Belt sanders run a belt of sandpaper at high speed. These belts remove a lot of material very quickly. Belt sanders are used primarily on flat surfaces to remove high spots, but they are “brute force” tools that can overdo the job and remove too much if you're not careful. They can also leave scratches on wood if they get turned at an angle to the grain.
Disk sanders spin a disk of sandpaper in a high-speed circle, allowing them to dig in and sand uneven objects by using an edge of the disk. Some disk sanders can also make a “random orbital” motion, which adds an eccentric “wobble” to the spinning motion; this helps keep the sander from digging into the sanding surface quite so much. Still, disk sanders often leave scratch marks across the grain when used on wood. Disk sanders are also frequently used as grinders or polishers.

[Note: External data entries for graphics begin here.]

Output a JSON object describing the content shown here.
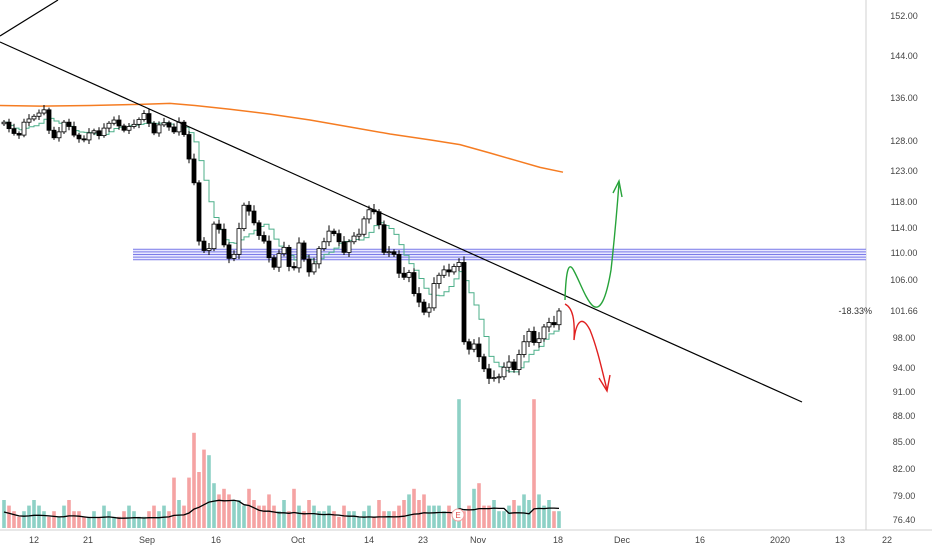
{
  "chart_data": {
    "type": "candlestick",
    "x_tick_labels": [
      "12",
      "21",
      "Sep",
      "16",
      "Oct",
      "14",
      "23",
      "Nov",
      "18",
      "Dec",
      "16",
      "2020",
      "13",
      "22"
    ],
    "y_tick_labels": [
      "152.00",
      "144.00",
      "136.00",
      "128.00",
      "123.00",
      "118.00",
      "114.00",
      "110.00",
      "106.00",
      "101.66",
      "98.00",
      "94.00",
      "91.00",
      "88.00",
      "85.00",
      "82.00",
      "79.00",
      "76.40"
    ],
    "y_tick_values": [
      152,
      144,
      136,
      128,
      123,
      118,
      114,
      110,
      106,
      101.66,
      98,
      94,
      91,
      88,
      85,
      82,
      79,
      76.4
    ],
    "last_price": {
      "label": "101.66",
      "change_label": "-18.33%",
      "value": 101.66
    },
    "earnings_marker": "E",
    "resistance_band": {
      "low": 109,
      "high": 110.6
    },
    "close": [
      131.5,
      130.3,
      129.4,
      129.1,
      131.5,
      132.1,
      132.6,
      133.2,
      133.8,
      130.0,
      128.6,
      129.7,
      131.5,
      130.7,
      129.1,
      128.4,
      128.2,
      129.5,
      129.9,
      129.0,
      130.4,
      131.3,
      131.9,
      130.8,
      130.0,
      130.7,
      131.1,
      132.0,
      133.1,
      131.3,
      129.5,
      131.0,
      131.4,
      130.6,
      129.7,
      131.5,
      129.2,
      125.0,
      121.1,
      111.9,
      110.4,
      110.7,
      114.6,
      113.8,
      111.3,
      109.2,
      109.8,
      113.9,
      117.5,
      116.6,
      114.8,
      112.8,
      111.9,
      109.3,
      107.9,
      109.9,
      110.9,
      108.0,
      107.8,
      111.6,
      109.1,
      107.2,
      108.4,
      110.7,
      111.8,
      113.5,
      113.1,
      111.8,
      110.1,
      111.8,
      112.7,
      113.0,
      115.4,
      116.8,
      116.5,
      114.5,
      110.1,
      110.2,
      109.8,
      107.0,
      106.4,
      107.1,
      104.1,
      102.9,
      101.5,
      102.1,
      105.5,
      106.7,
      107.5,
      107.2,
      108.0,
      108.6,
      97.5,
      96.5,
      97.2,
      95.5,
      93.9,
      92.7,
      92.8,
      92.9,
      94.1,
      94.8,
      93.8,
      95.8,
      97.5,
      98.9,
      97.4,
      97.9,
      99.5,
      100.1,
      99.8,
      101.66
    ],
    "volume": [
      5,
      4,
      3,
      2,
      3,
      4,
      5,
      4,
      3,
      2,
      3,
      2,
      4,
      5,
      3,
      3,
      2,
      2,
      3,
      2,
      4,
      3,
      2,
      2,
      3,
      4,
      3,
      2,
      2,
      3,
      4,
      3,
      4,
      3,
      9,
      5,
      4,
      9,
      17,
      10,
      14,
      13,
      8,
      6,
      7,
      6,
      5,
      5,
      4,
      7,
      5,
      4,
      4,
      6,
      4,
      3,
      5,
      3,
      7,
      4,
      3,
      5,
      4,
      3,
      3,
      4,
      3,
      2,
      4,
      3,
      3,
      2,
      3,
      4,
      2,
      5,
      3,
      3,
      3,
      4,
      5,
      6,
      7,
      5,
      6,
      4,
      4,
      4,
      3,
      4,
      3,
      23,
      3,
      4,
      7,
      8,
      4,
      4,
      5,
      3,
      3,
      4,
      5,
      4,
      6,
      5,
      23,
      6,
      4,
      5,
      3,
      3
    ],
    "xlabel": "",
    "ylabel": ""
  }
}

Dual-action sanders attempt to combine the best aspects of both types of sander. The sandpaper pad moves straight forward and backward, mimicking the belt sander’s linear action, but is also moves in a slightly rotary motion–sometimes with a random orbital motion rather than a purely rotary one. Unlike the other two sanders, however, this dual-action does not always look the same from one sander to another; the sandpaper can be circular and spin like a disk sander, or it can be rectangular and merely moved in a slightly rotary motion without turning the paper at all–similar to the way you might hold sandpaper in your hand and make a rotary stroke without twisting your wrist.
Why Two Are Better than One
The dual-action sander is a different animal than either of the other two sanders because it is more of a “finesse” tool. It is not designed to remove the large amounts of material the other two will, which gives the user more control over the results. In addition, the combination of movements combined with its reduced power eliminates much of the scratching common with the other tools. Dual-action sanders are better suited to the final finishing stages of a project than either of the other sanders.
How Usage Affects Design
Dual-action sanders designed for woodwork tend to use rectangular-shaped sandpaper pads, as this minimizes the possibility of scratch marks across the wood grain, and are often palm-sized. The disk-shaped dual-action sanders are very popular for use on other “grainless” materials and are generally larger; for example, they are used frequently in auto body repair for shaping putty repair patches and smoothing metal for painting.